Foucault a aussi développé, avec cette conception du pouvoir, une notion de pouvoir- savoir, qui présente les formes de savoir et les exercices du pouvoir en tant qu’étant articulées. Plus précisément, plutôt que de concevoir le savoir comme étant subordonné et conditionné par le pouvoir (qui déciderait de l’existence et délimiterait certains domaines, et favoriserait - ou empêcherait - la production de certains savoirs), le pouvoir-savoir met en évidence que les rapports de pouvoir et la production de savoirs sont co-constitutifs :

Il faut plutôt admettre que le pouvoir produit du savoir (et pas simplement en le favorisant parce qu’il le sert ou en l’appliquant parce qu’il est utile); que pouvoir et savoir s’impliquent directement l’un l’autre; qu’il n’y a pas de relation de pouvoir sans constitution corrélative d’un champ de savoir, ni de savoir qui ne suppose et constitue en même temps des relations de pouvoir. (Foucault, 1975, p.32)

Dans cette optique, le pouvoir et le savoir ne s’envisagent pas d’une manière extérieure à un sujet connaissant dont on pourrait déterminer la position par rapport à un système de pouvoir, le pouvoir-savoir participe plutôt à la constitution même (et aux transformations historiques) de ce sujet, de même qu’à celle des objets et des façons de connaître.

En bref, ce n’est pas l’activité du sujet de connaissance qui produirait un savoir utile ou rétif au pouvoir, mais le pouvoir-savoir, les processus et les luttes qui le traversent et dont il est constitué, qui déterminent les formes et les domaines possibles de la connaissance. (idem)

Dans la foulée de cette conception, il est possible de mettre en doute que la mémoire soit strictement déterminée par les intérêts et les visées de groupes détenteurs du pouvoir, et instrumentalisée de manière à servir leurs fins.

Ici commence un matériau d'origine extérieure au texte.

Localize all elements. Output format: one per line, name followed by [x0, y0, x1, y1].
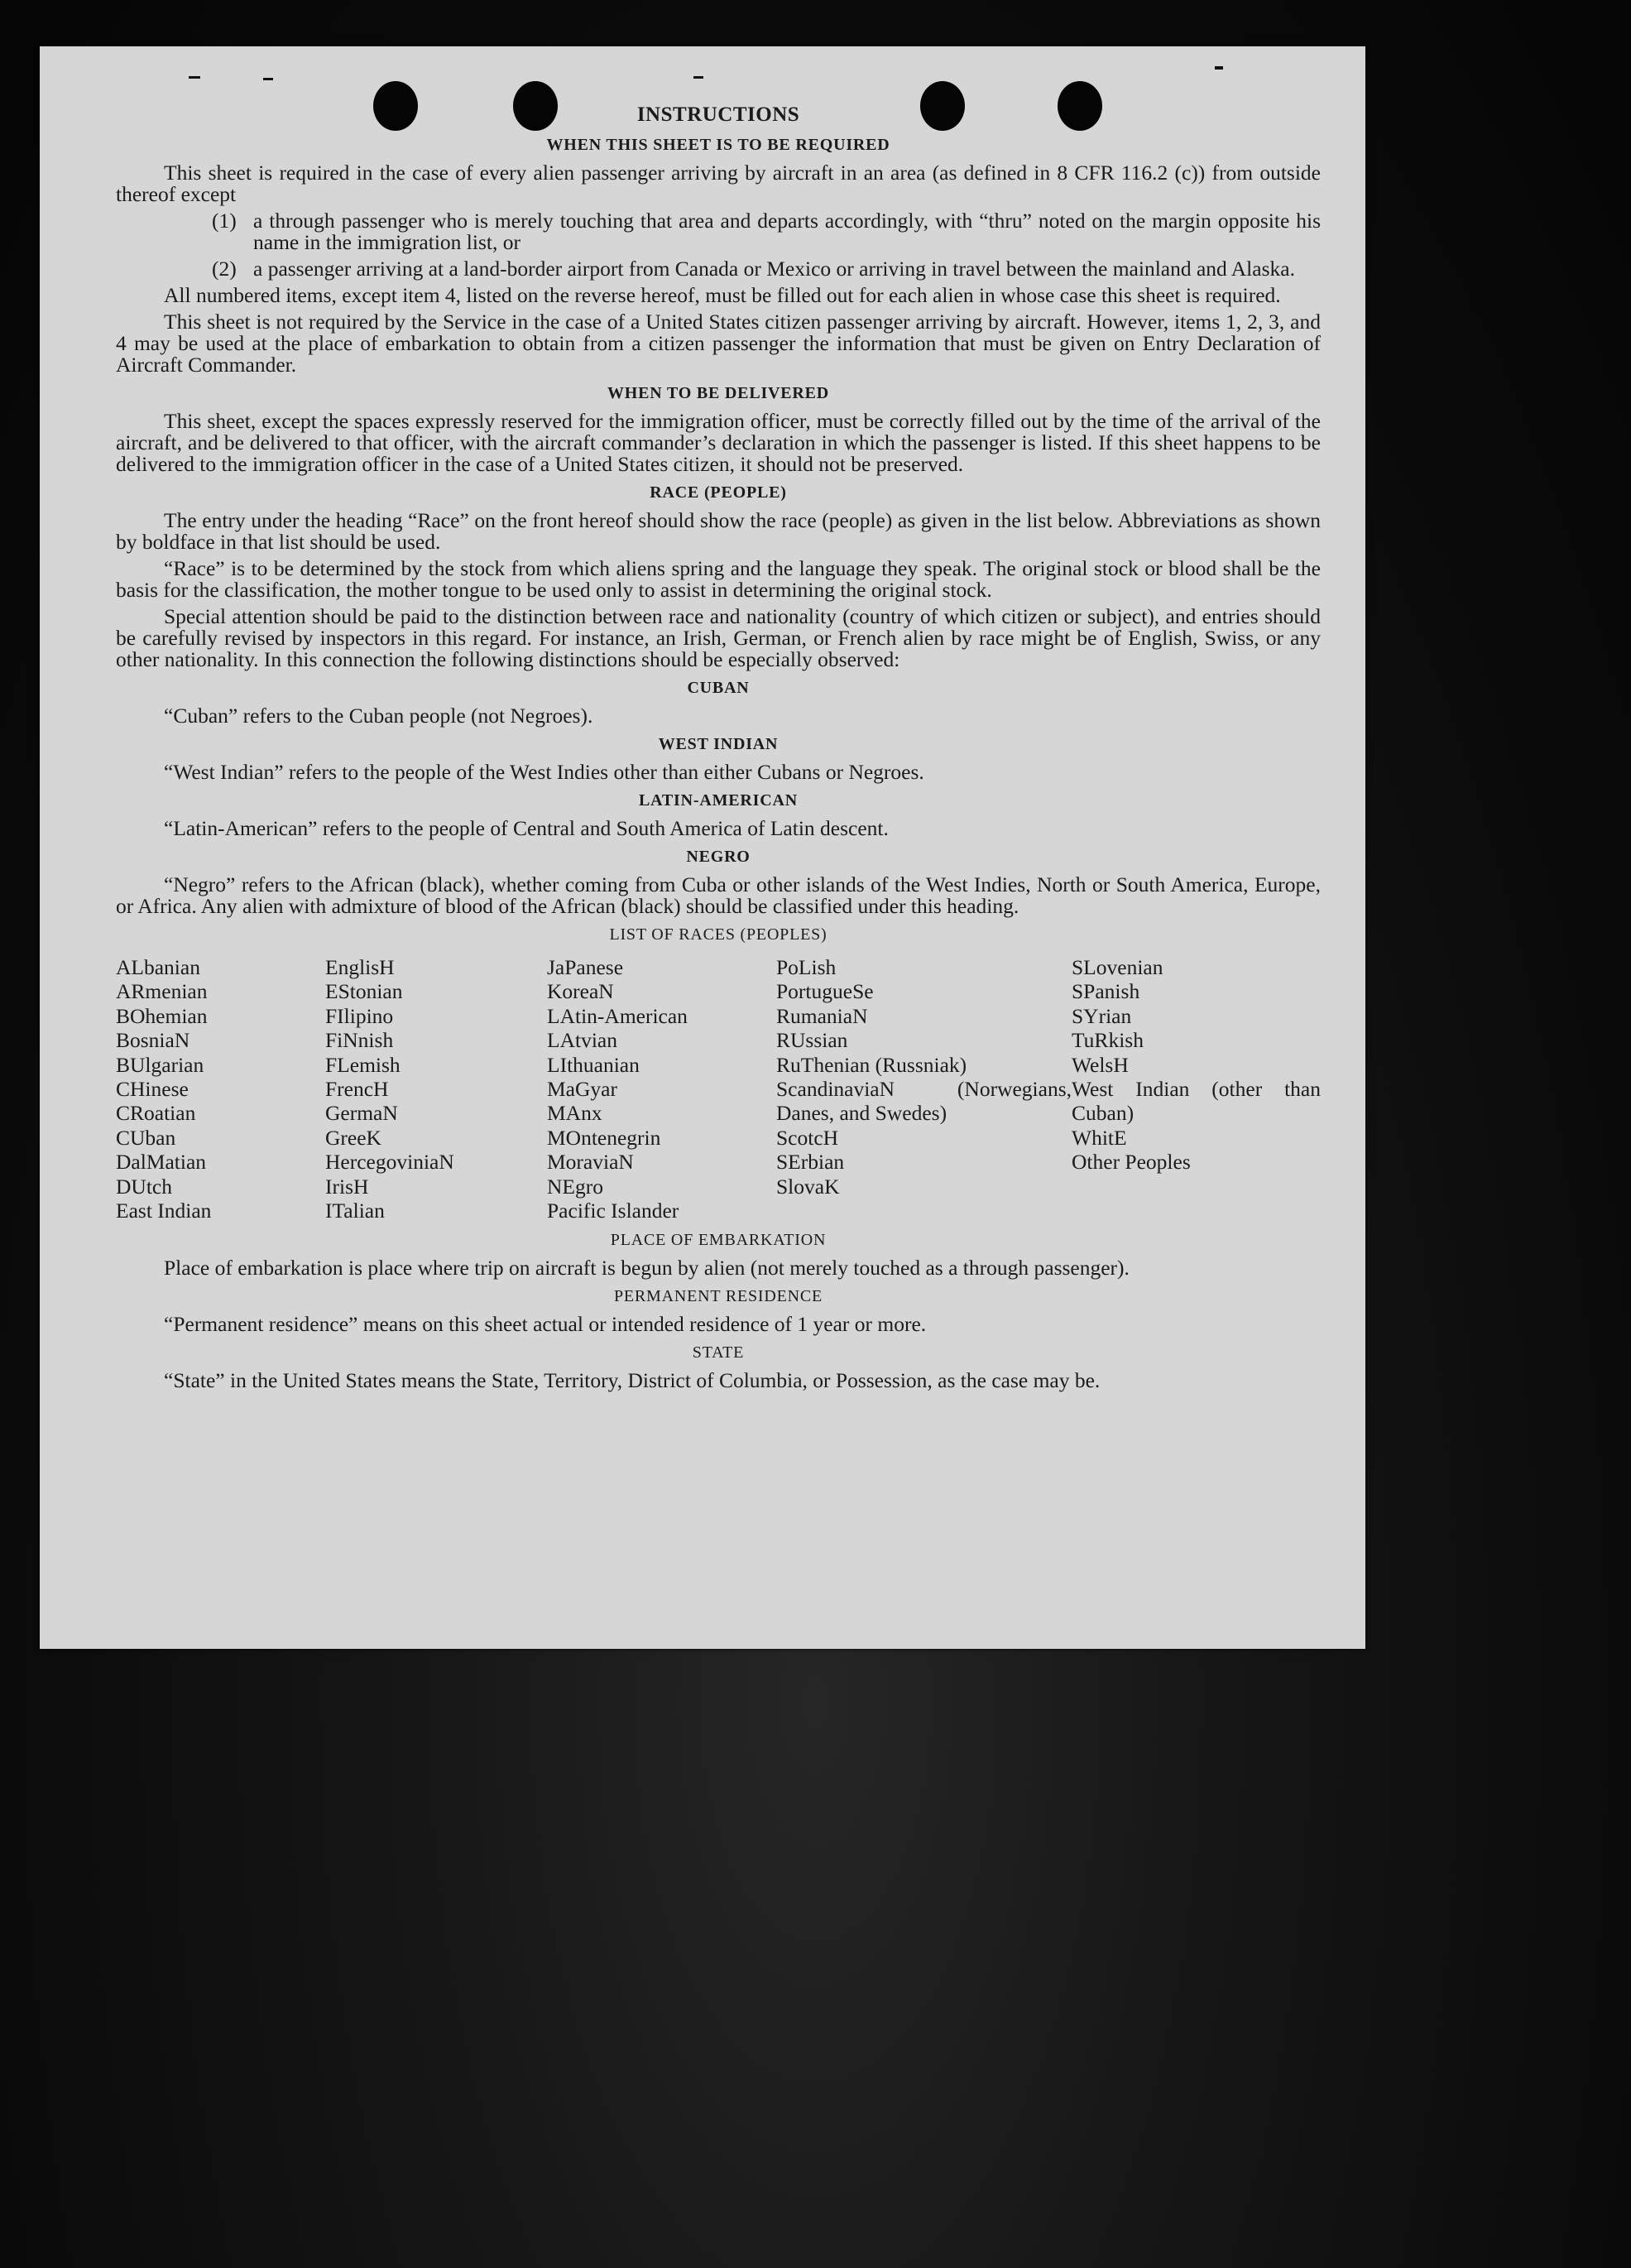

En cela, je ne la considère pas comme une manifestation idéologique ou une fausse conscience, par laquelle certains groupes imposeraient et maintiendraient un contrôle social sur d’autres groupes, assurant ainsi leur position dominante. La mémoire m’apparaît plutôt comme étant produite par et à travers des relations de pouvoir qui présentent des jeux stratégiques et tactiques complexes et réversibles, participant ainsi à la définir, à en rendre possibles certaines formes et à privilégier certains domaines de connaissance.